I do the experiment in this way to give the kids a minor experience in engineering and design. I want them to think about the structures and properties of objects and how they can use those properties to their advantage to complete a task.
When the timer goes off, I have the kids put their hands in the air and call one table at a time back to the floor.
I pull out my pre-made samples that resemble what they did with their supplies and I test the integrity of each one in front of the kids.
This is what they saw:
- taped stack- broke apart when tape gave out
- yarn tied- pieces slipped out when I wiggled them back and forth
- glue- held together and was unbreakable
I ask the kids what they can learn from what they saw. I call on random volunteers to share their thoughts as I record them on chart paper.
I then pose this question, "What can we do now that we know this information?"
One student says that we should go fix our wood stacks by gluing them together and taking the tape and yarn off.
That is exactly what I have them do by dismissing them back to their tables one team at a time.

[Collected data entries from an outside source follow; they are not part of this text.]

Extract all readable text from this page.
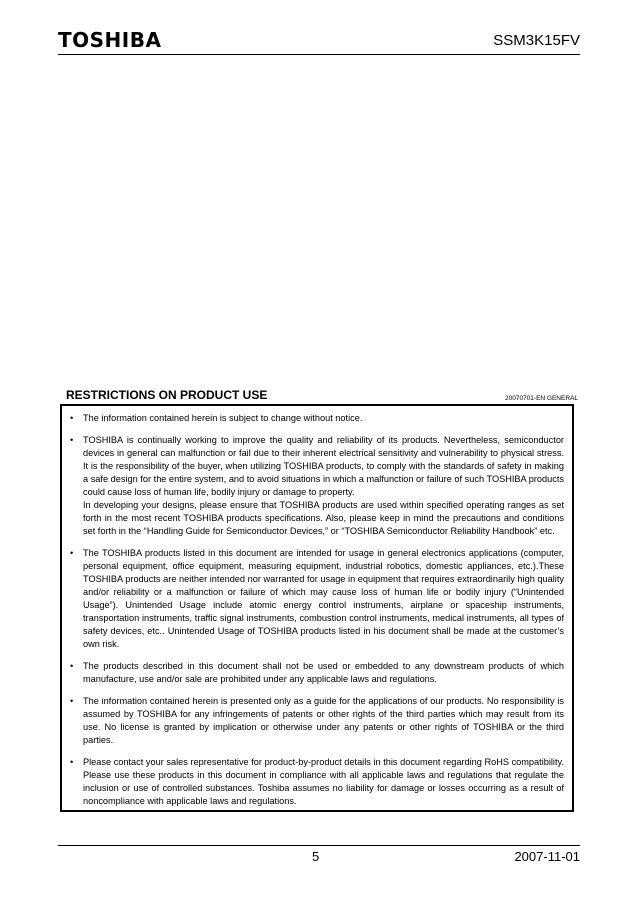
TOSHIBA	SSM3K15FV
RESTRICTIONS ON PRODUCT USE	20070701-EN GENERAL
• The information contained herein is subject to change without notice.

• TOSHIBA is continually working to improve the quality and reliability of its products. Nevertheless, semiconductor devices in general can malfunction or fail due to their inherent electrical sensitivity and vulnerability to physical stress. It is the responsibility of the buyer, when utilizing TOSHIBA products, to comply with the standards of safety in making a safe design for the entire system, and to avoid situations in which a malfunction or failure of such TOSHIBA products could cause loss of human life, bodily injury or damage to property.

In developing your designs, please ensure that TOSHIBA products are used within specified operating ranges as set forth in the most recent TOSHIBA products specifications. Also, please keep in mind the precautions and conditions set forth in the “Handling Guide for Semiconductor Devices,” or “TOSHIBA Semiconductor Reliability Handbook” etc.

• The TOSHIBA products listed in this document are intended for usage in general electronics applications (computer, personal equipment, office equipment, measuring equipment, industrial robotics, domestic appliances, etc.).These TOSHIBA products are neither intended nor warranted for usage in equipment that requires extraordinarily high quality and/or reliability or a malfunction or failure of which may cause loss of human life or bodily injury (“Unintended Usage”). Unintended Usage include atomic energy control instruments, airplane or spaceship instruments, transportation instruments, traffic signal instruments, combustion control instruments, medical instruments, all types of safety devices, etc.. Unintended Usage of TOSHIBA products listed in his document shall be made at the customer’s own risk.

• The products described in this document shall not be used or embedded to any downstream products of which manufacture, use and/or sale are prohibited under any applicable laws and regulations.

• The information contained herein is presented only as a guide for the applications of our products. No responsibility is assumed by TOSHIBA for any infringements of patents or other rights of the third parties which may result from its use. No license is granted by implication or otherwise under any patents or other rights of TOSHIBA or the third parties.

• Please contact your sales representative for product-by-product details in this document regarding RoHS compatibility. Please use these products in this document in compliance with all applicable laws and regulations that regulate the inclusion or use of controlled substances. Toshiba assumes no liability for damage or losses occurring as a result of noncompliance with applicable laws and regulations.

5	2007-11-01
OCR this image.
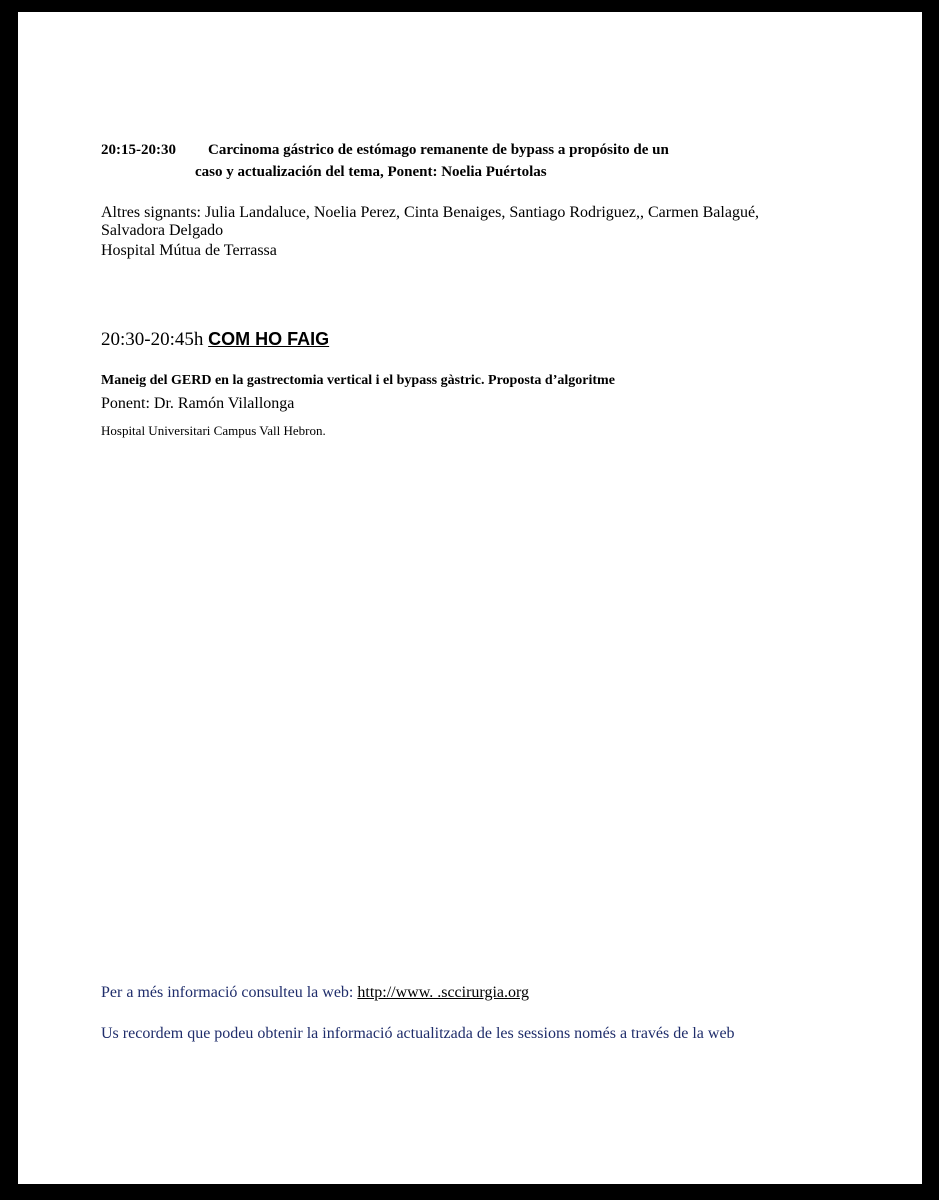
20:15-20:30 Carcinoma gástrico de estómago remanente de bypass a propósito de un
caso y actualización del tema, Ponent: Noelia Puértolas
Altres signants: Julia Landaluce, Noelia Perez, Cinta Benaiges, Santiago Rodriguez,, Carmen Balagué,
Salvadora Delgado
Hospital Mútua de Terrassa
20:30-20:45h COM HO FAIG
Maneig del GERD en la gastrectomia vertical i el bypass gàstric. Proposta d’algoritme
Ponent: Dr. Ramón Vilallonga
Hospital Universitari Campus Vall Hebron.
Per a més informació consulteu la web: http://www. .sccirurgia.org
Us recordem que podeu obtenir la informació actualitzada de les sessions només a través de la web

They are experiencing the engineering design cycle for the first time!
Once everyone has successfully glued their wood pieces together, I have them leave the stacks on their tables to dry. I call the tables back to the floor one table at a time.
I use this time to introduce the engineering design cycle to them by having them help me list the steps we took in this lesson. I record the steps in a circle format like a life cycle, which they are very familiar with from an earlier science unit on life cycles.
As we are recording this information, I explain to the kids that the plan part is sometimes done in a model. If we were building a skyscraper, we wouldn't build the actual building until we knew we had everything right in the model.
I then tell the kids that we will be using the engineering design process a lot more in future units.
I do this to get them thinking about learning, planning, building, reflecting and rebuilding to improve the original object.
To evaluate the knowledge students' gained from this experience, I have the table leaders pick up the science journals for everyone at their table.
Once they are seated, I send one team at a time to their tables. The kids are asked to draw and write in their journals about how we did to create a stronger piece of wood on one side of the page and to copy the engineering design cycle on the other.
While the kids are working, I roam the room and ask kids questions to check for understanding like, "How did the engineering design cycle help us make stronger wood?"
"Why are the glued pieces stronger than the others?"
"If we didn't have glue, is there anything else we can use to hold the pieces together?"
I help them clarify their understanding if they demonstrate any confusion or misconception.
Once the kids are finished with their science journal entries, I have them come and sit down once again with their science journals. I have the kids turn to their floor partner and share what they wrote in their journal.
To close the lesson, I choose 3 students at random by pulling name sticks from a name stick can and ask them to take the teacher chair so they can show their journal work to the class and explain what they wrote about.
To extend this lesson, I ask the kids what are some other ways that we could use the engineering design process to make something or improve something.
I ask the kids to think of things that they could make better or that they may want to invent some day. I give them 30 seconds on a timer to silently think to themselves. I then have them turn to their floor partner to share their thoughts for 20 seconds each. I time them so neither partner consumes all the time and this procedure holds every student accountable for sharing.
I explain to the kids that they have a science homework assignment. They are to tell their family about what they would like to create or improve and ask them to help design an idea. They will receive a special prize (usually a small piece of candy) if they bring it back to share with the class.
I've actually had some families get so into this that they design and build a prototype to show the class!